Miles se rió, frotando la parte superior de su cabeza, mientras ambos observaban los copos de nieve revoloteando fuera de la ventana.
Después de cenar en la casa antigua, Miles llevó a Vera de regreso a su apartamento.
Justo en la planta baja, recibió una llamada telefónica.
—Vera, un compañero de clase regresó del extranjero y me pidió que me uniera a una reunión.
—Si bebes, asegúrate de encontrar un conductor designado, o llámame después para que te recoja.
—Este grupo es bastante alocado, no terminará muy temprano.
Te enviaré un mensaje cuando llegue a casa.
Miles la acompañó hasta la puerta antes de irse.
Vera vio algo de televisión, se duchó, y fue interrumpida por el timbre de su teléfono, un número de línea fija desconocido.
—¿Es usted la señorita Vera Yves?
—preguntó el que llamaba—.
Su novio está borracho, ¿podría venir a buscarlo?
—Le dio una dirección no muy lejos del bar del apartamento de ella.
«¿Miles se ha ido solo por poco más de una hora y ya está borracho?»
Vera intentó llamar a Miles, pero nadie contestó.

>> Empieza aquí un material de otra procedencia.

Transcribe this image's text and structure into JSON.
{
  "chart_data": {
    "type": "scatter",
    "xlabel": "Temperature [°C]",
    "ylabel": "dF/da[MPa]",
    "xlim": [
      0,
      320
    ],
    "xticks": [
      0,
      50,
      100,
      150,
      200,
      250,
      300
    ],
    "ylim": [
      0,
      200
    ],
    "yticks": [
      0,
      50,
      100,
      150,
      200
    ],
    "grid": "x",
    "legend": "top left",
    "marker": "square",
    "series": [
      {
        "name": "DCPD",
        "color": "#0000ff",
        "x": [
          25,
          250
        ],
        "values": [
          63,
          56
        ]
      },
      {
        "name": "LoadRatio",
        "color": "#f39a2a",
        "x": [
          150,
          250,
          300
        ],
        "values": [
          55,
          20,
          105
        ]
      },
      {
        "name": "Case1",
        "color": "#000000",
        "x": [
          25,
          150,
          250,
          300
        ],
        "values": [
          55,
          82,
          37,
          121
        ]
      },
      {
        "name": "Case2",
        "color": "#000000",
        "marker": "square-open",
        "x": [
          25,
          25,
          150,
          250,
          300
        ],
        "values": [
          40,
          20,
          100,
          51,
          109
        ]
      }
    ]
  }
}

Se cambió de ropa y salió en coche.
En el bar, Vera se acercó directamente a la barra, el barman preguntó:
—¿Señorita Vera?
Vera asintió; «¿no se suponía que Miles estaría en una reunión?
¿Por qué está bebiendo aquí?»
El barman señaló a un hombre desplomado, completamente ebrio:
—Su novio bebió y seguía llamando su nombre.
Vera miró hacia donde señalaba, y al ver el perfil del hombre, su rostro se oscureció.
—Te has equivocado de persona, no soy su novia.
Se dio la vuelta para irse, pero el barman rápidamente dijo:
—Una ex, entonces.
—Ex-marido.
El barman pareció sorprendido:
—Un ex-marido, con más razón para no dejarlo.
Varias mujeres coquetearon con él; si te vas, quién sabe quién podría llevárselo.
—Entonces, por favor, llama a la policía por él —dijo Vera, alejándose.
Pero su muñeca fue atrapada.
Vera intentó liberarse, bajando la voz:
—¡Suéltame!
Winston Valentine se tambaleó desde el taburete del bar, perdiendo el equilibrio, y casi cayó sobre Vera.
Vera rápidamente agarró un vaso de alcohol que el barman había dejado y se lo arrojó en la cara:
—¿Estás sobrio ahora?
Si no, ¡te salpico de nuevo!
Winston sostuvo su muñeca, negándose a soltarla, mientras se limpiaba el alcohol de la cara.
Vera lo miró fríamente:
—¡Suéltame!
Winston la arrastró afuera.
Incluso el barman quedó atónito; «¿no estaba borracho hace un momento?»
Fuera del bar, Winston finalmente la soltó, caminando hacia un coche.
Solo entonces Vera notó la llave del coche en su mano.
Al verlo sentarse en el asiento del pasajero, Vera lo persiguió, sosteniendo la puerta del coche:
—¡Sal!
—¿Es así como tratas a un vecino que recibió dos puñaladas por defenderte?